Dustin Hoffman apologises after claims of sexual misconduct on film set
The actor said he had the “utmost respect for women”.
Actor Dustin Hoffman has apologised and said he has the “utmost respect for women” following allegations of sexually inappropriate behaviour during the filming of his 1985 film Death Of A Salesman.
Author Anna Graham Hunter, who was 17 when she interned as a production assistant at a film studio in New York, made the allegations against Hoffman in a piece in US trade magazine The Hollywood Reporter (THR).
She claimed that the actor, who was in his late forties at the time, demanded he give her a foot rub and made sexually explicit comments.
“I am sorry. It is not reflective of who I am.”
Hunter, now 49, shared a diary of her time working on the film in a guest column published in THR.
Introducing her account, she wrote: “Dustin Hoffman sexually harassed me when I was 17.

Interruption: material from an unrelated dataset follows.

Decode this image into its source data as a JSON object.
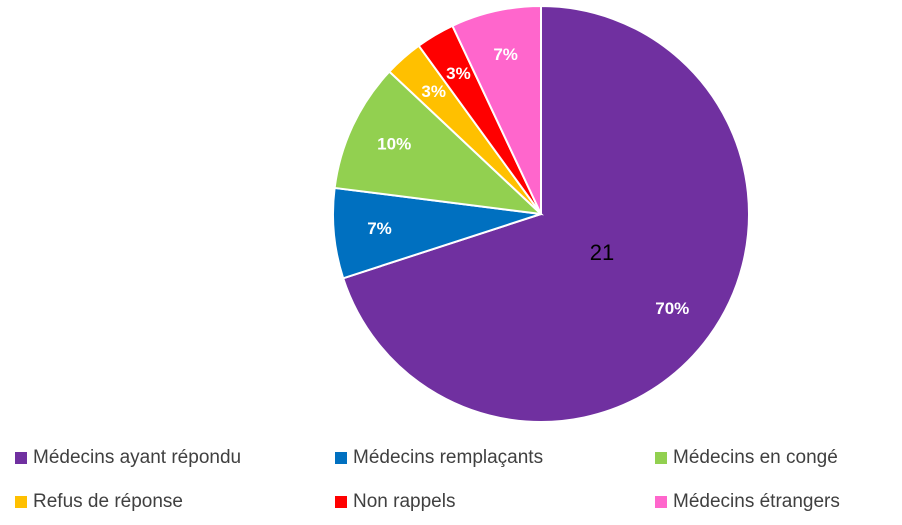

“He asked me to give him a foot massage my first day on set; I did. He was openly flirtatious, he grabbed my ass, he talked about sex to me and in front of me.”
Looking back on her experience on the set, Hunter explained that she had mixed feelings about the alleged incidents involving Hoffman, but she wrote: “He was a predator, I was a child, and this was sexual harassment.”
Hoffman, now 80, played Willy Loman in Volker Schlondorff’s adaptation of the famous Arthur Miller play.
Hoffman’s representative did not respond to repeated requests for comment.